JAKARTA – Persija Jakarta menghadapi situasi pelik menjelang bergulirnya Super League 2026-2027 karena harus kehilangan lima pemain kunci akibat cedera. Hal itu jelas membuat pelatih Persija, Shin Tae-yong pusing, apalagi rekrutan anyar seperti Pratama Arhan bahkan harus menjalani tindakan operasi.
Pratama Arhan menjadi nama paling disorot setelah mengalami masalah fisik serius pada bagian jari tangan.
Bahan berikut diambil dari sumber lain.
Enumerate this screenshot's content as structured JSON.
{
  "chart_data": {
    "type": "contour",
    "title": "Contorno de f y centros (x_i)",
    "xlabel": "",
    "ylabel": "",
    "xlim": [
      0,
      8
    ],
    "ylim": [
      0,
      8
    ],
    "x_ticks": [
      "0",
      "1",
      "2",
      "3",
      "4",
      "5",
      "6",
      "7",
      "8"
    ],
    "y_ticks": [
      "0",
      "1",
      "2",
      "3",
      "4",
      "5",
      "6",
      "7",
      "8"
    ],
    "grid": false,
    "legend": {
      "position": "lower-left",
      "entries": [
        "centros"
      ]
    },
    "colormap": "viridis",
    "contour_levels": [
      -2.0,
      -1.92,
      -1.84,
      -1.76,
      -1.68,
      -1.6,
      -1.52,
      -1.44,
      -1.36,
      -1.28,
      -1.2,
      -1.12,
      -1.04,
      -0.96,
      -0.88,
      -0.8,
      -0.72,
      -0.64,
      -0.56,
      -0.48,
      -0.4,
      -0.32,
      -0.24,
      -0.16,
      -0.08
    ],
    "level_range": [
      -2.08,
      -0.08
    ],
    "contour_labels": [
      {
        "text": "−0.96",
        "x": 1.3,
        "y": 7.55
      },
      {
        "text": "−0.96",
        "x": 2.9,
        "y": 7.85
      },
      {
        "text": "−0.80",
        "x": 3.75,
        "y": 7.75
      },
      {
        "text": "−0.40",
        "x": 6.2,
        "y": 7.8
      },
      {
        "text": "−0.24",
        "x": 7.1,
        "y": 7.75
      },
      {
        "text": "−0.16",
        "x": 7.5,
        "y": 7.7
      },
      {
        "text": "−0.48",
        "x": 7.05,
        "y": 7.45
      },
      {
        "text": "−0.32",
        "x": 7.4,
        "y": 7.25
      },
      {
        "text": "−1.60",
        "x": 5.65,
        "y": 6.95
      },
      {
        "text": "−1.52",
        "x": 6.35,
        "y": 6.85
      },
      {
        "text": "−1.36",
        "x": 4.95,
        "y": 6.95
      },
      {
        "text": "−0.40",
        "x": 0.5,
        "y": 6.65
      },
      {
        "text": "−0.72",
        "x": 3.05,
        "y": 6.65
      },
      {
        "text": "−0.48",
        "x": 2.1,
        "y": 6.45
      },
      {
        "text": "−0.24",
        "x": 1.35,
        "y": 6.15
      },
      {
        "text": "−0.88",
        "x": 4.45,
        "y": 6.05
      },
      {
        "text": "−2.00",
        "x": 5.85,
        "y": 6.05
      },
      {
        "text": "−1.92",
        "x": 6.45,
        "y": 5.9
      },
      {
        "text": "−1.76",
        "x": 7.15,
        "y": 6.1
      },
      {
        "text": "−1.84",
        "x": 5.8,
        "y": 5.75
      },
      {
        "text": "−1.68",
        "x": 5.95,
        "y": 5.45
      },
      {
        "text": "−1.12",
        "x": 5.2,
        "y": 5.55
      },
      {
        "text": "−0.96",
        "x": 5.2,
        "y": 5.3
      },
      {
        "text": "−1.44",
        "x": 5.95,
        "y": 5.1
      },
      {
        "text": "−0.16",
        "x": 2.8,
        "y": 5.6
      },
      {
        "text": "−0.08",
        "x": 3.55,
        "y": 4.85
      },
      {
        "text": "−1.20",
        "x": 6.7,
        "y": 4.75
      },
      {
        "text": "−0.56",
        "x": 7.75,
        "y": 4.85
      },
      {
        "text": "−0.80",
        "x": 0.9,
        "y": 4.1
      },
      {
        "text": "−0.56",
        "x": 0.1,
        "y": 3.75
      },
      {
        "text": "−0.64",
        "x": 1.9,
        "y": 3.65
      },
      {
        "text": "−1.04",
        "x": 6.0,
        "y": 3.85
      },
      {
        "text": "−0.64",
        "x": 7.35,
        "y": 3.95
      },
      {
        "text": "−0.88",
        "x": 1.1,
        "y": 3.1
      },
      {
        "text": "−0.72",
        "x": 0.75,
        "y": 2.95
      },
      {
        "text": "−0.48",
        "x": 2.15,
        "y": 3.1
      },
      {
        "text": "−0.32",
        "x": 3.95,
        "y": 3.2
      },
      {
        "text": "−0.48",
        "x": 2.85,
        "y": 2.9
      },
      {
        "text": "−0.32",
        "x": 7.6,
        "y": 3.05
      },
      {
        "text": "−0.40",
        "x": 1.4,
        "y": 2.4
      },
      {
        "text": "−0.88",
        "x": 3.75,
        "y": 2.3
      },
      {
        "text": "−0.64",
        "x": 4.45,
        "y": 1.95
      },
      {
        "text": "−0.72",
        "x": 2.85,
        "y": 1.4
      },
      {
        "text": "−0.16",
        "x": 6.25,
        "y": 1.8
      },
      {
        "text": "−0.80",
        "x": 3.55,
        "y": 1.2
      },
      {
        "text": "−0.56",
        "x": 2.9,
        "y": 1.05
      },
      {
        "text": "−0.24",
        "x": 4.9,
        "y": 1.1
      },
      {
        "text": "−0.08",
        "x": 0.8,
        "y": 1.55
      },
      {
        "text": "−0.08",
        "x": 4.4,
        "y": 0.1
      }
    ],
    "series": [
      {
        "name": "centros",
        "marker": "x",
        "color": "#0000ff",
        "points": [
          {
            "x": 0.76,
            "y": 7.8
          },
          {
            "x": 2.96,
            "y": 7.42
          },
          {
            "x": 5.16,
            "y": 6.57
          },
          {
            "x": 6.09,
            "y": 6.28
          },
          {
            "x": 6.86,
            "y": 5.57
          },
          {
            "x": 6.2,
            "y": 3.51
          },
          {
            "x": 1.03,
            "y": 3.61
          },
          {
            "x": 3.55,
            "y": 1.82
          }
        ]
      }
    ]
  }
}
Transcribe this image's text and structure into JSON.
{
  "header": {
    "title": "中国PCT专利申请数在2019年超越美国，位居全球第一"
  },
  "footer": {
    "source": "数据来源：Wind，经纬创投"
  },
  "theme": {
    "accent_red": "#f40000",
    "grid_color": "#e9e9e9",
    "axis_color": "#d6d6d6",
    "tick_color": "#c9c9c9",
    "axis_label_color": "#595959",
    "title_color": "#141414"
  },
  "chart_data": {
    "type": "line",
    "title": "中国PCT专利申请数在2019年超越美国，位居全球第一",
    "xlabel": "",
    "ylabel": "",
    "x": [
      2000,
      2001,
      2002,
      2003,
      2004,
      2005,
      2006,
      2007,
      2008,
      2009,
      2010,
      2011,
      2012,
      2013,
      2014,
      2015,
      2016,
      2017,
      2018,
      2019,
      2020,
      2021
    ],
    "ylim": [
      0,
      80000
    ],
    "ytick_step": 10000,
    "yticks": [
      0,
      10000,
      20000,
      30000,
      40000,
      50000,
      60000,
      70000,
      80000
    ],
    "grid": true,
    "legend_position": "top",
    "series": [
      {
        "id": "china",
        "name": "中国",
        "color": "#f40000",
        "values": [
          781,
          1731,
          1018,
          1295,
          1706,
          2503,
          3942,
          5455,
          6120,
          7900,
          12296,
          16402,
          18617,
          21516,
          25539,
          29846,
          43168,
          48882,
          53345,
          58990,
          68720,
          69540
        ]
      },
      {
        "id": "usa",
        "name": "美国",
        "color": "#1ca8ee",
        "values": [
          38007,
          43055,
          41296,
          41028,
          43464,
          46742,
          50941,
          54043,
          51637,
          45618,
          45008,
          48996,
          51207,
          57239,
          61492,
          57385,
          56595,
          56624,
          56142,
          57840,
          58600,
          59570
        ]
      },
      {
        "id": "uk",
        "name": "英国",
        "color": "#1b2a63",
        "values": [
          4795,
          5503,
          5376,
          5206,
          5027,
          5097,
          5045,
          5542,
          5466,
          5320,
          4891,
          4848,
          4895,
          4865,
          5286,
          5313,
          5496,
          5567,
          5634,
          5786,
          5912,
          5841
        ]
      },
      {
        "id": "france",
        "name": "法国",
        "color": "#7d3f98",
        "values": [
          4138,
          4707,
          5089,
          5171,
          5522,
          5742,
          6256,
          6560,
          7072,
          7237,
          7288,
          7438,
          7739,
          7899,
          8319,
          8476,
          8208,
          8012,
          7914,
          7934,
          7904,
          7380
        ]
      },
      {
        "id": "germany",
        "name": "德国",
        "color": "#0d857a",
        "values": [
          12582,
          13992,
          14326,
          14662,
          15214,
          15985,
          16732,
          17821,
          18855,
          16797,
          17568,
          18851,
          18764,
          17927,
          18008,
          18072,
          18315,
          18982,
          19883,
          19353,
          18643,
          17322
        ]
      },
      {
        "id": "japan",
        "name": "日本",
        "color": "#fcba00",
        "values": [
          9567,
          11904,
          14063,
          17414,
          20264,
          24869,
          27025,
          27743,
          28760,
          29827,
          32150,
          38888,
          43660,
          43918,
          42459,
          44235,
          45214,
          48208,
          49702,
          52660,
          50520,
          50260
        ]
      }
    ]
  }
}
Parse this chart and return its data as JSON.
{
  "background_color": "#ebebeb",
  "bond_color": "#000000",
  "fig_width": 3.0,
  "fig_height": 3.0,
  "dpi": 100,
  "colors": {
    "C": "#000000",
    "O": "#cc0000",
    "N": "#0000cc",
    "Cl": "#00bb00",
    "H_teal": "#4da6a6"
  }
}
Cedera tersebut didapatnya ketika Macan Kemayoran sukses membantai klub Australia, Brisbane Roar, dengan skor 4-0 dalam laga uji coba bertajuk 'Rise For Glory' pada Sabtu 29 Agustus 2026 lalu.
Hasil pemeriksaan medis lanjutan menunjukkan bahwa pemain Timnas Indonesia itu mengalami fraktur phalanx. Bek kiri berusia 24 tahun tersebut akhirnya harus mengambil langkah tegas dengan naik meja operasi pada Selasa 1 September 2026 kemarin.
Meski demikian, dokter tim Persija, Muhammad Andeansah, memastikan bahwa proses pemulihan mantan pemain Tokyo Verdy itu diperkirakan memakan waktu sekitar empat hingga enam minggu tanpa harus menghentikan total aktivitasnya.
“Tapi selama itu dia (Pratama Arhan) masih bisa tetap latihan dan bertanding,” ujar Muhammad Andeansah dikutip dari laman resmi I.League, Rabu (2/9/2026).
Selain Arhan, jajaran pelatih masih harus memantau ketat proses pemulihan empat pilar lain yang turut masuk ruang perawatan. Mereka adalah Andritany Ardhiyasa, Eksel Runtukahu, Dony Tri Pamungkas, dan gelandang asal Korea Selatan, Kwon Chang-hoon.
Kiper senior Andritany mengalami gastrocnemius strain pada otot betis saat pemusatan latihan di Thailand dan butuh waktu satu hingga dua pekan lagi. Sementara Eksel Runtukahu menderita masalah hamstring dengan target pemulihan sekitar sepekan ke depan.